Social media can also be a valuable source of data. Ernst & Young uses social network analytics to examine suspects' social connections in order to establish their footprint in society. This can be very useful for social services, for example, to help them understand and identify benefit cheats.

The human factor

Joshi said that computers alone cannot do the job of analytics. Human manual intervention is also essential to provide interpretation, because otherwise there can be a tendency to extrapolate too far, and the findings become meaningless.

She gave the example of a recent piece of statistical analysis that Ernst & Young conducted in relation to a large comparison website, in order to predict the range of prices that customers would be willing to pay when presented with different pricing comparisons.
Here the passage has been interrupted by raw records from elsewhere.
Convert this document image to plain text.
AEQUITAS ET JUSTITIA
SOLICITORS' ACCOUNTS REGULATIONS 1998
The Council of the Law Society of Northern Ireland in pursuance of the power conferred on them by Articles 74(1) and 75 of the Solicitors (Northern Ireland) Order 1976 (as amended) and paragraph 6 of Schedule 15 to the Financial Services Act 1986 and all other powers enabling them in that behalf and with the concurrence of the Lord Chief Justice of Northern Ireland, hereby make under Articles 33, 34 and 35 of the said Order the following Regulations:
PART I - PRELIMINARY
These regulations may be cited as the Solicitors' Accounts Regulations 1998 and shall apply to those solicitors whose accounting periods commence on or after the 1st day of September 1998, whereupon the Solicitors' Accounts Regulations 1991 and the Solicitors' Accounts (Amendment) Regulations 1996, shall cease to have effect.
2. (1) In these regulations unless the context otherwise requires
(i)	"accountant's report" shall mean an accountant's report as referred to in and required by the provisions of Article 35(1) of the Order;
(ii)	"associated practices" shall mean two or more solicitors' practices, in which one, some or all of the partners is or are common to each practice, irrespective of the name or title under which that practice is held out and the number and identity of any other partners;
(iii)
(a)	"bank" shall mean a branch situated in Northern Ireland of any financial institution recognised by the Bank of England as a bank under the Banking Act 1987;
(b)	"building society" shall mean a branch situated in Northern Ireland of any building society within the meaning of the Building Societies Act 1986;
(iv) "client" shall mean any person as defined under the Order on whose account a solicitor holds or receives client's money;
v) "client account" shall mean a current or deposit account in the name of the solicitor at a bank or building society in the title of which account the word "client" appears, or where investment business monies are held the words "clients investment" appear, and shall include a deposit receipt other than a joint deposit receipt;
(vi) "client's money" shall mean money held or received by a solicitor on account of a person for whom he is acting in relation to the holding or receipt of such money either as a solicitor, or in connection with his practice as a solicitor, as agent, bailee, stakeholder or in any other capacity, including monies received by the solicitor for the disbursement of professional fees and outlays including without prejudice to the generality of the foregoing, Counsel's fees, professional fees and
When performing the logistic regression analysis, Joshi's team noticed that the software was converging extremely quickly and, although all the green lights were on, it was clear that something was not right.

The team decided to investigate the underlying algorithms and discovered that there were problems with the convergence, which meant that it was not an optimum model, and therefore invalid.

“If you've got people who haven't got a strong mathematical or statistical background, they just wouldn't have spotted that, and they're making massive decisions on the basis of models that are just not optimal,” said Joshi.

“Because we're deep statisticians and we've got such strong skills in the team we were able to do that, and that's where human intervention is something we cannot do without.”

Some organisations now employ data analysts in-house, but this can be very costly and the end results are not always tangible. Joshi believes that  Ernst & Young's experience working with a variety of different organisations gives it a particularly rich perspective.

“Through looking at what's going on elsewhere, through looking at benchmarking, we can really provide insight. So they may be seeing a pattern that they've not seen before and we can say we've seen this before with another client or in another industry. That's the real value and that's where we tend to get a lot of our work.”

Beyond fraud detection

Ernst & Young's clients include NHS trusts, banks, insurance companies and government departments. However, Joshi said that there are opportunities for fraud in every organisation, and most of them now have the data to be able to use these kinds of services.

The uses of big data analysis are not restricted to fraud detection either, but can also be used to deliver insight and improve processes in other industries. Joshi herself previously worked in the health sector, working with patients and clinicians to identify the factors that relate to mortality and re-admission.

“When you look at the person's age, you look at the person's gender, you look at the stage of their tumour, you look at the thickness of the tumour; based on some variables, what's the probability of their survival going forwards 10 years? And therefore you can adequately plan for patient care.”

C-level executives can also use big data analysis to make key strategic decisions based on their projected return on investment. Using quantitative modelling, they now have a way of prioritising their spend because they can see where they are likely to see a loss in the future.

“At the boardroom level it really helps the organisation become more efficient but understand a lot more about what's going on in their organisations,” said Joshi.

Ultimately, however, the interpretation of the output is just as important as the way in which the data is analysed. A series of numbers will mean nothing to most people in the boardroom, so this data has to be translated in a way that is understandable from a business perspective.

“The keen analyst's eye should be able to fairly and impartially drive insights from those results, and by using technology to neatly categorise the data into tables or charts, business people should be able to look at it and immediately see the trends,” concluded Joshi.